Does the bay run full height or is it just ground floor? Are the bay windows original timber or modern plastic? If plastic, try a magnet in the poles between windows, see if there's lots of metal in there (not infallible alas, some bay poles are aluminium), if the top windows are openers do they open and close easily and smoothly (no jamming). When you open the window, have a look in the frame - there'll very often be a manufacturing date for the profile (which may tell you a lot about the honesty of the vendor)
The other 2- which walls are they in? They aren't big but look relatively recent, possibly purely caused by the place standing empty and (presumably) unheated for some years.
The crack to the bay window are in the front bedroom (first floor). There are cracks either side of the wall from under the window sill to the ground and also hair line cracks running from the ceiling to the window sill. I know that the windows have been replaced twice. The original ones where a wooden brown frame, then wete then replaced to white pvc with 5 square window panes at the top (3 of which open, side, middle and side) and they have been replaced again with 4 window panes at the top (2 of which open each side) I assume the load bearing weight when replacing the windows hasn't been sufficient which has then caused cracks in the wall to the top bay?

The other cracks are the back bedroom. There has been an old lady living in there since March this year when the house went up for sale and its been occupied by her I assume since the 60s. So I assume its been kept warm as that room showing the cracks was her bedroom.
 
Yes to the windows quite likely not installed with any or much attention to the loadings especially on the ground floor-look for any bowing in the top of the frames. The 'structure' of those fullheight bays is sometimes not that substantial either (bits of 2 x 2 with tiles hung on the front) so there may be elements of sag coming from them.
The cracks- without being able to see the whole building it is difficult to draw any definitive conclusions but they don't look particularly active or particularly big
 
Sounds like a typical mouldy old probate house that needs gutting - great at the right price if you want to make it your own or DIY it.

Hopefully you can get the price down, but if you're already in the right ballpark it will become attractive to investors and developers who won't care so it's probably more to do with how far along you are in the process and how keen the family are to offload.

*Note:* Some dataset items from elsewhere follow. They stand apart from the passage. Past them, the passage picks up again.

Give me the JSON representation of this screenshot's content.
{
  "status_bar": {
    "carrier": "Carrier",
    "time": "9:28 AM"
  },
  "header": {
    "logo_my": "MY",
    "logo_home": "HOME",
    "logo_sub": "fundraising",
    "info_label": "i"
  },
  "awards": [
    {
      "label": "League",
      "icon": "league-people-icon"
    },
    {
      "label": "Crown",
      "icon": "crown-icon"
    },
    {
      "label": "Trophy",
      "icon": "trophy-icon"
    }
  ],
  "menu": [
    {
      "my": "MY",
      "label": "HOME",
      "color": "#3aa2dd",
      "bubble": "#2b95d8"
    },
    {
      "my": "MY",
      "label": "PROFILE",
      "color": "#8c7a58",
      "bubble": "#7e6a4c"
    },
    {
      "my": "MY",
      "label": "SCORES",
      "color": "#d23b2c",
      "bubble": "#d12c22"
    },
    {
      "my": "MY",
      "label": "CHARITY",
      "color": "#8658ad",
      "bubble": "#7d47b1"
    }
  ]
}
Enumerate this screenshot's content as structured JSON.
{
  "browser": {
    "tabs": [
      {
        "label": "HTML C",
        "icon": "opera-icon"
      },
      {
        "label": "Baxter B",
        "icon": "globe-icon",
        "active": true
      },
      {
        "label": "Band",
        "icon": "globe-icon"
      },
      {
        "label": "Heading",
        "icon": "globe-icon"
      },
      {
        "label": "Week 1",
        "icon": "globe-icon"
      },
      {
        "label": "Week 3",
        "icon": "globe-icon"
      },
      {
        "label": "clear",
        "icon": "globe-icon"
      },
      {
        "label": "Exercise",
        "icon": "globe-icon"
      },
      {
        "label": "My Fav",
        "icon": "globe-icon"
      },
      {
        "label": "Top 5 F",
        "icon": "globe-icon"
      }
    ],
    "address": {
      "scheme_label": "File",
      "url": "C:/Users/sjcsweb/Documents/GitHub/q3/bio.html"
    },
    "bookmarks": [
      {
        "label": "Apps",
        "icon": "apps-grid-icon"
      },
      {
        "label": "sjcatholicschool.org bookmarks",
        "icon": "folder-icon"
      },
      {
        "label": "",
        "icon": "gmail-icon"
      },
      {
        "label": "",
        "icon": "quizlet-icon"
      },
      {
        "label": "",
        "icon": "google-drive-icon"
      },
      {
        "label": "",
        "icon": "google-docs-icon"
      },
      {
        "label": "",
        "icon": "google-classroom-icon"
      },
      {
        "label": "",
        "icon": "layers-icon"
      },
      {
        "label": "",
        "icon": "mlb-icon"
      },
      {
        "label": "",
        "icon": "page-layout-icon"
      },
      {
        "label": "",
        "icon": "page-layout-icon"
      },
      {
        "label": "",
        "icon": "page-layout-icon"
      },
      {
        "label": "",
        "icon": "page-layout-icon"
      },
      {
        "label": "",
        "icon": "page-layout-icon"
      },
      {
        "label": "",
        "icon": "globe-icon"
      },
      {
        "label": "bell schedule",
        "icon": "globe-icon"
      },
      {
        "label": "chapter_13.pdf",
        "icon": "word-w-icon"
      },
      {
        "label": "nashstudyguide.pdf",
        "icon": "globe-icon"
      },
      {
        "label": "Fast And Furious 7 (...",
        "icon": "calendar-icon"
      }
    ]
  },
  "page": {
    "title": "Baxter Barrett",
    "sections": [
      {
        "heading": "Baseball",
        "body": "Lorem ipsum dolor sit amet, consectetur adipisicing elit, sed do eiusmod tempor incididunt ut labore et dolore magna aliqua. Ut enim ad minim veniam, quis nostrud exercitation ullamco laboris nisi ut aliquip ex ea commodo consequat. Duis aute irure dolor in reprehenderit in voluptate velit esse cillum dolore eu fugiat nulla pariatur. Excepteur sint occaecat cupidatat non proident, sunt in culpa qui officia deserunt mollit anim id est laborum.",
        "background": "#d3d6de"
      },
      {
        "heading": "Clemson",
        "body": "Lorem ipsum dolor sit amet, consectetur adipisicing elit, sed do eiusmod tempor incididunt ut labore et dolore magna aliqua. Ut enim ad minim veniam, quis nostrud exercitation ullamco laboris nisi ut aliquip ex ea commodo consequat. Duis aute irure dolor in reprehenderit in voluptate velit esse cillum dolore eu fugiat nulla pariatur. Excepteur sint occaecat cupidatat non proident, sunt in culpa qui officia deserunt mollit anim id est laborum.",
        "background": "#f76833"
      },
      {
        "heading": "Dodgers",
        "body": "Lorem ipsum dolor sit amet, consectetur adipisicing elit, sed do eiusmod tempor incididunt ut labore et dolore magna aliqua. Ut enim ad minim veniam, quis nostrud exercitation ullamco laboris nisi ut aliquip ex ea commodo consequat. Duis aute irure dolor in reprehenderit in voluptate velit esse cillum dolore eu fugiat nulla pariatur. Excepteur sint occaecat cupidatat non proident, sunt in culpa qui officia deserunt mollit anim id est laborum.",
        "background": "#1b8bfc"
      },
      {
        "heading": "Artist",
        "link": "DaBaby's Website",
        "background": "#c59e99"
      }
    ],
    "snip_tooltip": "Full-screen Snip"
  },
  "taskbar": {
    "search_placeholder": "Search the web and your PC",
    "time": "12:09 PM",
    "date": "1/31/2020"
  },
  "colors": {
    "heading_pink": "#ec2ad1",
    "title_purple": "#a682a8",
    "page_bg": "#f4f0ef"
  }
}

If you're paying for loads of superficial work, with labour and material prices at the moment, compared with the cooling of house prices, it might make more sense to buy a suitably refurbished house instead.

Seller, if they have any sense, will answer "don't know" on the solicitors questionnaire - a bit like the criminals who just say "no comment"
 
Vents are installed thru solid floors to provide air flow to the suspended floors in the rest of the property so not always an indication of previous suspended floors.
 
Vents are installed thru solid floors to provide air flow to the suspended floors in the rest of the property so not always an indication of previous suspended floors.
Is it normal to have solid floor in the livingroom then suspended in the diningroom and hallway? Also I cant see how air bricks would give any ventilation through a solid floor to the suspended in the adjacent room unless it was ducted?
 
Is it normal to have solid floor in the livingroom then suspended in the diningroom and hallway? Also I cant see how air bricks would give any ventilation through a solid floor to the suspended in the adjacent room unless it was ducted?
Yes it may be ducted, soil pipe the usual choice.
 
Yes it may be ducted, soil pipe the usual choice.
Either take a torch and have a good look through the airbricks or straighten out a wire coathangar and see how far you can poke it through the airbricks (may need a load of wiggling, in solid walls there is sometimes an airbrick in the inner skin).

EDIT Torch isn't going to work due to the insulation you mentioned. Coathangar will pierce pir, polystyrene and rockwool quite easily.
Have to say none of the retrofit concrete floors i've come across had any ducting from the airbricks, all the ones i've had to dig out had been very poorly done (including one where the floor joists were entombed! Pics somewhere.....).